Your public FMCSA profile: federal safety rating (Satisfactory, Conditional, or Unsatisfactory), vehicle and driver out-of-service rates compared to national averages, your 24-month crash history, fleet size, authority age, and the liability insurance filings on record — including any lapse history. That profile, not your application, is what prices your trucks. Our free DOT Risk Scorecard at atesariskadvisors.com/commercial-auto shows you the same data graded the way an underwriter reads it.
Two forces: the market and your public profile. Commercial auto has posted underwriting losses for 14 consecutive years per AM Best (107.2 combined ratio in 2024), and nuclear verdicts hit $31.3 billion in 2024 per Marathon Strategies — so carriers raise rates across the board, roughly 7% a year per the Ivans Index. On top of that, anything on your public FMCSA record (out-of-service violations, a conditional rating, an insurance lapse) adds fleet-specific surcharge. Claim-free fleets beat the market by documenting their safety profile and making carriers compete at every renewal.
For liability coverage alone, small fleets of 25 or fewer trucks averaged 20.3 cents per mile in 2024 per the American Transportation Research Institute — at 80,000 to 100,000 annual miles, that's roughly $1,350 to $1,700 per month per truck. A full program (physical damage, cargo, bobtail, occupational accident) adds meaningfully more.
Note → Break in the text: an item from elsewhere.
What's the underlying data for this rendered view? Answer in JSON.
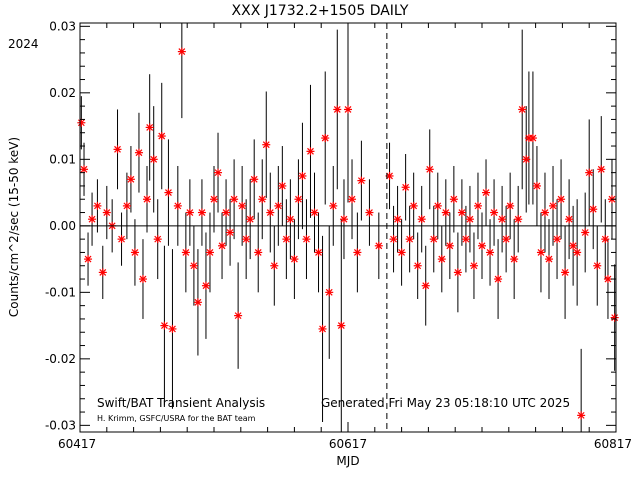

Your actual rate depends heavily on your public FMCSA safety profile, operating radius, cargo, and authority age.
Per ATRI's 2026 study, the industry averaged a record 10.2 cents per mile for liability premiums in 2024 — but fleet size changes everything: fleets of 5-25 trucks averaged 20.3 cents per mile, 26-100 trucks paid 16.1 cents, and 101-250 truck fleets paid 10.4 cents. If you run a small fleet and you're above 20.3 cents, you're above your peer benchmark — use our free cost-per-mile benchmark tool on this page to see your exact position.
The motor carrier's primary liability covers you while you're under dispatch — that's what your settlement deductions pay for. You typically still buy three things yourself: non-trucking liability (bobtail) for when you're not on a load, physical damage on your own tractor, and occupational accident coverage. Your lease agreement dictates the required limits and deductibles, so have it reviewed before you sign.
Bobtail covers your tractor when driven without a trailer, regardless of whether you're under dispatch. Non-trucking liability (NTL) covers non-business use — personal errands, driving home after dropping a load. Lease agreements commonly require one or both, and both cost a small fraction of primary liability. The dangerous gap is assuming the motor carrier's policy covers you between loads: it usually doesn't.
More than an established fleet pays — carriers apply a 'new venture' surcharge for roughly the first two years of an authority because there's no public track record to price. The premium gap narrows as clean roadside inspections accumulate on your FMCSA record. Budget above the ATRI small-fleet average of 20.3 cents per mile initially, lock in compliant federal filings from day one (a lapse follows your DOT number for years), and re-shop at every renewal as your record builds.